The Treatment Follow-Up Plan

There will be a fall-up plan on a weekly basis. Both Angie’s physician and psychiatric will visit her at her home to monitor her for signs of psychosis, anger, any self-harmful behaviors, and mood swings. The frequency and intensity of the checks will reduce to once in 2 weeks and once a month, respectively, as she stabilizes. After she fully recovers, the follow-up plan will then stop. Many people have recovered from this disease, and it is highly anticipated that Angie will as well.

 

 

References

American Nurses Association. (2014). Psychiatric-mental health nursing: Scope and standards of practice (2nd ed.). Washington, DC: Author.

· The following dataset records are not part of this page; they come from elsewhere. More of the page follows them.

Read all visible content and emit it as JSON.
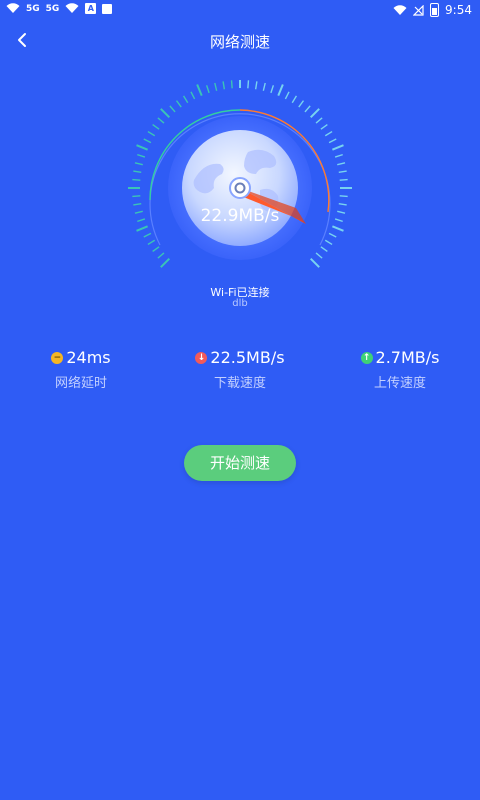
{
  "status_bar": {
    "left_labels": [
      "5G",
      "5G"
    ],
    "app_indicator": "A",
    "time": "9:54"
  },
  "header": {
    "title": "网络测速"
  },
  "gauge": {
    "speed_text": "22.9MB/s",
    "colors": {
      "background": "#2f5cf5",
      "dial": "#d8e3ff",
      "needle": "#ff5a2c",
      "arc_green": "#33d0a0",
      "arc_orange": "#ff7a2f"
    }
  },
  "wifi": {
    "status": "Wi-Fi已连接",
    "name": "dlb"
  },
  "stats": [
    {
      "icon": "latency-icon",
      "value": "24ms",
      "label": "网络延时"
    },
    {
      "icon": "download-icon",
      "value": "22.5MB/s",
      "label": "下载速度"
    },
    {
      "icon": "upload-icon",
      "value": "2.7MB/s",
      "label": "上传速度"
    }
  ],
  "actions": {
    "start_label": "开始测速"
  }
}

Bjorklund, L., Mors, O., Ostergaard, S. D., Horsdal, H. T., Gasse, C., Mors, O., Ostergaard, S. D., … Ostergaard, S. D. (April 01, 2016). Trends in the psychopharmacological treatment of bipolar disorder: A nationwide register-based study. Acta Neuropsychiatrica, 28, 2, 75-84.

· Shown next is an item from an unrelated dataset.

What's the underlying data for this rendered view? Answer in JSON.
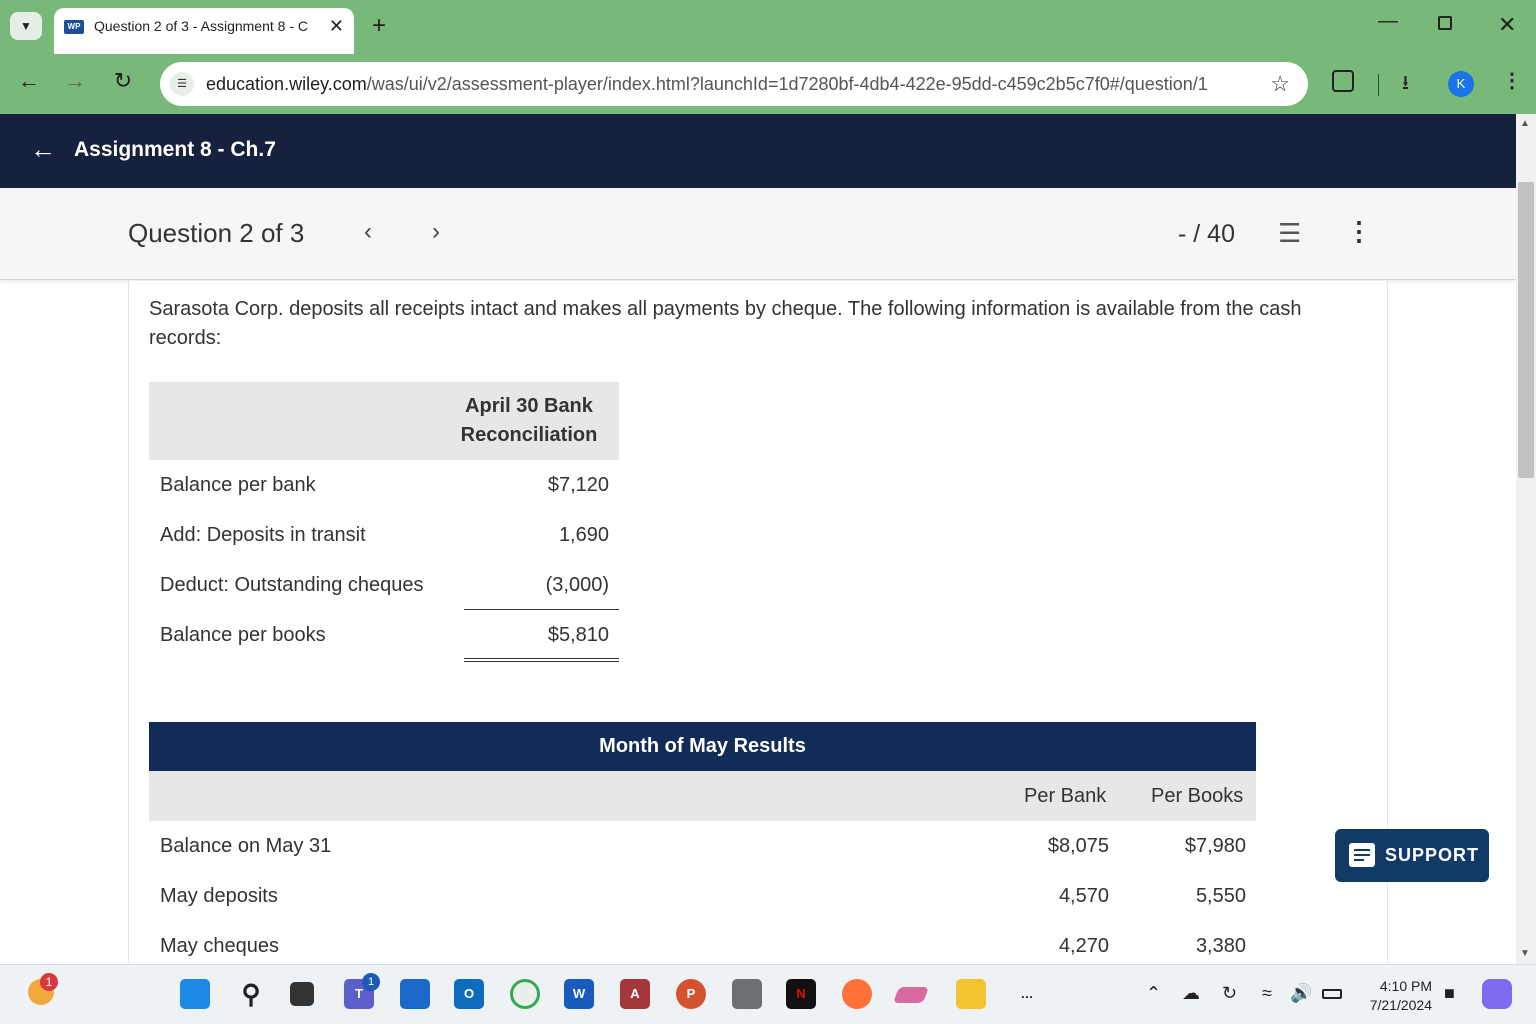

Marsee, K., & Gross, A. F. (2013). Bipolar disorder or something else? Current Psychiatry, 12(2), 43–49. Retrieved from http://www.mdedge.com/currentpsychiatry/article/66320/bipolar-disorder/bipolar-disorder-or-something-else

Miller, L. J., Ghadiali, N. Y., Larusso, E. M., Wahlen, K. J., Avni-Barron, O., Mittal, L., & Greene, J. A. (2015). Bipolar disorder in women. Health Care for Women International, 36(4), 475–498. doi:10.1080/07399332.2014.962138

Redfield Jamison, K. (Producer). (n.d.). Assessment & psychological treatment of bipolar disorder [Video file]. Mill Valley, CA: Psychotherapy.net.

Reynolds, G. P. (January 01, 2011). Receptor mechanisms of antipsychotic drug action in bipolar disorder – focus on asenapine. Therapeutic Advances in Psychopharmacology, 1, 6, 197-204.

Swartz, H. A., & Swanson, J. (January 01, 2019). Psychotherapy for Bipolar Disorder in Adults: A Review of the Evidence. Focus American Psychiatric Publishing Inc.-, 12, 3, 251-266.

Ward, I. (2017). Pharmacologic options for bipolar disorder. Clinical Advisor, 20(3), 17–25.